Now he is on the regional executive committee of the National Housing Federation, the representative body for 1,200 housing associations in the UK.
“I suppose the biggest change in 30-odd years is that we have moved from being a housing service which said this is what you’ll get to one which is highly-focused on what tenants need,” he said.
“Before transfer 79 per cent of tenants were satisfied with the service, now it’s 92 per cent, compared with a UK average of 85 per cent.
“There has also been a change in the nature of the people we are delivering services to. There is a far larger number of older people and people with other vulnerabilities. The future is in sustaining people in their homes, and we have to deliver a service to allow that to happen.”
He points to the complete conversion of Horace Eves Close in Haverhill which is currently going on.
Another big change came in the wake of the right to buy legislation of the 1980s. Initially it depleted the stock and, as expected, the best houses went first. “But it has enriched the mix,” he said. “We have not got monolithic blocks of council housing estates. Chalkstone is 50 per cent owner-occupied or private renting now. It used to be 3.5 per cent.”
But he has a warning for the future. “We are still not going to be able to address the total need,” he said. “A number of properties are still needed of all kinds. People will rue the day 40 years down the road if they don’t allow development.”
Havebury now has 1,800 homes in Haverhill and in the last seven years has invested £25million in the town – private sector money which would not have come in otherwise. A lot of that has been spent with local businesses.

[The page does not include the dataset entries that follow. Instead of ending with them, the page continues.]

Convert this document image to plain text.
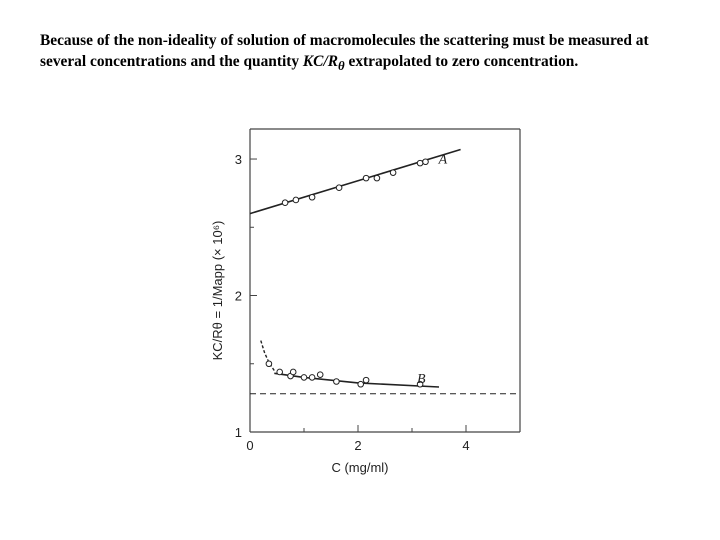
Because of the non-ideality of solution of macromolecules the scattering must be measured at several concentrations and the quantity $KC/R_\theta$ extrapolated to zero concentration.
1
2
3
0	2	4
C (mg/ml)
KC/Rθ = 1/Mapp (× 10⁶)
A
B
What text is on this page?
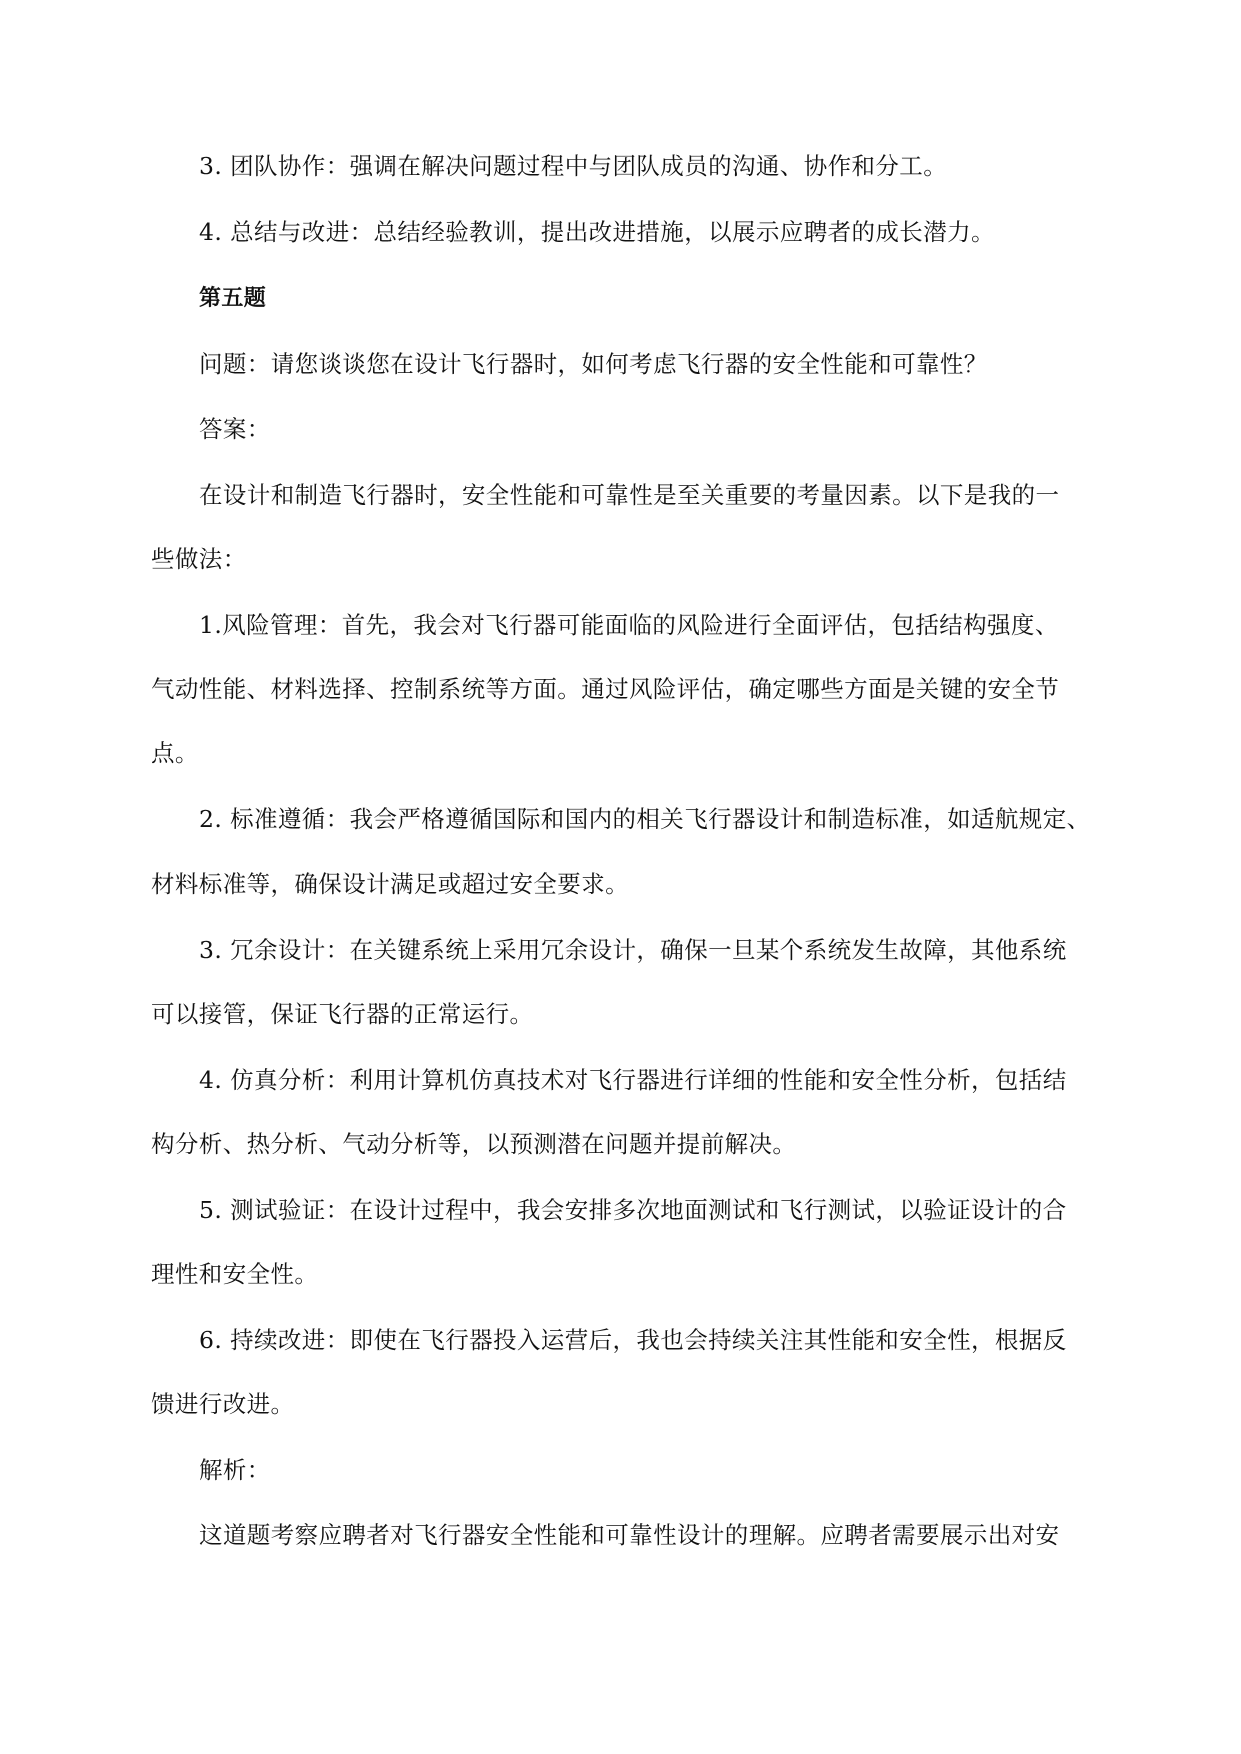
3. 团队协作：强调在解决问题过程中与团队成员的沟通、协作和分工。
4. 总结与改进：总结经验教训，提出改进措施，以展示应聘者的成长潜力。
第五题
问题：请您谈谈您在设计飞行器时，如何考虑飞行器的安全性能和可靠性？
答案：
在设计和制造飞行器时，安全性能和可靠性是至关重要的考量因素。以下是我的一
些做法：
1.风险管理：首先，我会对飞行器可能面临的风险进行全面评估，包括结构强度、
气动性能、材料选择、控制系统等方面。通过风险评估，确定哪些方面是关键的安全节
点。
2. 标准遵循：我会严格遵循国际和国内的相关飞行器设计和制造标准，如适航规定、
材料标准等，确保设计满足或超过安全要求。
3. 冗余设计：在关键系统上采用冗余设计，确保一旦某个系统发生故障，其他系统
可以接管，保证飞行器的正常运行。
4. 仿真分析：利用计算机仿真技术对飞行器进行详细的性能和安全性分析，包括结
构分析、热分析、气动分析等，以预测潜在问题并提前解决。
5. 测试验证：在设计过程中，我会安排多次地面测试和飞行测试，以验证设计的合
理性和安全性。
6. 持续改进：即使在飞行器投入运营后，我也会持续关注其性能和安全性，根据反
馈进行改进。
解析：
这道题考察应聘者对飞行器安全性能和可靠性设计的理解。应聘者需要展示出对安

“When I set out my aim was to be a housing manager,” said Mr Cook. “I progressed to become director of housing, but then, because tenants put their trust in the housing team who had run the service, my ambition led me to become chief executive of a housing association. But still I am most proud of seeing so many people housed in good quality homes.
“I arrived in Haverhill not knowing what to expect and I found a gritty and strong community which many from outside still under-rate. It’s got a great future and I hope what I have done over the years will be a contribution towards that future success.
“I feel I am leaving at the top of my game. We have taken customer service in this organisation to a new level, created some award-winning housing and made sure that tenants’ voices are heard.
“In the last 12 months we have housed 600 households, which is double the normal. We are giving people a life opportunity – and that stems right back to Cathy Come Home.”